Bookkeeping and full passes
Every couple of days it makes sense to temporarily freeze all sections to allow
a synchronized reading pass. Team members concurrently read the paper from
beginning to end. In this pass there are only two kinds of changes allowed: (i)
typos, phrasing, and wording and (ii) adding todo notes to individual sections
that are then handled by the team member who is responsible for this section in
the next concurrent modification pass.
After the reading passes each team member commits a list of remaining task to
the shared document and lists open questions that are discussed during the next
meeting.
External reviews
At the end of each bookkeeping pass it makes sense to generate a draft and send
it to (i) advisers or more remote team members so that they can give feedback on
the progress as well, (ii) friends who never read the paper to get valuable
first-hand comments, and, as soon as the paper is mature enough, (iii) send it
to external reviewers that can give detailed and harsh feedback.
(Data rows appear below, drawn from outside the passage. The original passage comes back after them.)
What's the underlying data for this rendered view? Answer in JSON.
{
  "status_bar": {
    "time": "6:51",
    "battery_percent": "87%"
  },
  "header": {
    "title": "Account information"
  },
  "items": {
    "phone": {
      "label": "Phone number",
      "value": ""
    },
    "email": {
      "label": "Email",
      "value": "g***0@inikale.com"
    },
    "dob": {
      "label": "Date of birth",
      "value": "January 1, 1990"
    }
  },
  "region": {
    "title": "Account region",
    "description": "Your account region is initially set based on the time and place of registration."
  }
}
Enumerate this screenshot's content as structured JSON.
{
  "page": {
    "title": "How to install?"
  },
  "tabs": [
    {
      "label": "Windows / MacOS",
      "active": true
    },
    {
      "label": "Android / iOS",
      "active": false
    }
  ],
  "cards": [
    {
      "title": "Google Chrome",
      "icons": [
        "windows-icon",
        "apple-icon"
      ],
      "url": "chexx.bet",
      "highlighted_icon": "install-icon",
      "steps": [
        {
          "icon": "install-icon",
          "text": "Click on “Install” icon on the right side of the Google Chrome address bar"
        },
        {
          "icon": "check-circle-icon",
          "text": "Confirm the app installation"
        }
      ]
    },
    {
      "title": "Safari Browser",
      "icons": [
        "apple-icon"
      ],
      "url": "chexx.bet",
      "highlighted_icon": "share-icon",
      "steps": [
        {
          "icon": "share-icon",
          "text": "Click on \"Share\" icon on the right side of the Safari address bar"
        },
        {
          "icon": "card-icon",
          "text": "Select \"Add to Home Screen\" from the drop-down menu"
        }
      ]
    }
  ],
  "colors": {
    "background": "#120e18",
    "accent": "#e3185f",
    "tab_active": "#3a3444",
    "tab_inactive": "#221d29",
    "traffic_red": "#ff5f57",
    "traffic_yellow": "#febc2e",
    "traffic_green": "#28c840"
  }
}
Depending on the amount of passes you can do (i.e., how many weeks you have left
until the deadline) you can stretch out your friends and send different papers
to different sets of friends, but remember that you should not overburden your
colleagues as they might work towards the same deadline (and always return the
favor of reviewing papers for them as well) and that each person can only read a
paper for the first time once (this step is very important as a potential
reviewer will read the paper as a first time reader without any prior knowledge
about the idea, design, or other background information).
The feedback from this task is then applied concurrently during the next
concurrent writing phase. Individual reviews will dribble in asynchronously
and can be discussed on demand.
Freeze phase
One to two days before the deadline the lead author should start to freeze
sections by marking sections as frozen in the shared locking document. A
frozen section indicates that only the lead author may change any text in this
section and only after a second person has reviewed this change.
The last hours before the deadline are always very stressful and human mistakes
tend to pile up. Freezing sections and requiring a two person review reduces the
risk of human errors and makes the submission process smoother. Also remember to
submit individual versions of the paper after every couple of changes, best
start submitting the first versions when you start freezing sections.
Conclusion
Writing papers is fun and writing in a big collaboration that is remote can be
fun too! Collaboration and team work always includes additional challenges but
if you prepare well and are willing to adhere to a strict regimen:
(i) synchronization is crucial and you should know what the other team members
are doing, (ii) lock pages only work if people actually keep track of the logs,
and (iii) you must keep track of the schedule to send out the drafts for
external reviews. So enjoy your next collaborative research project!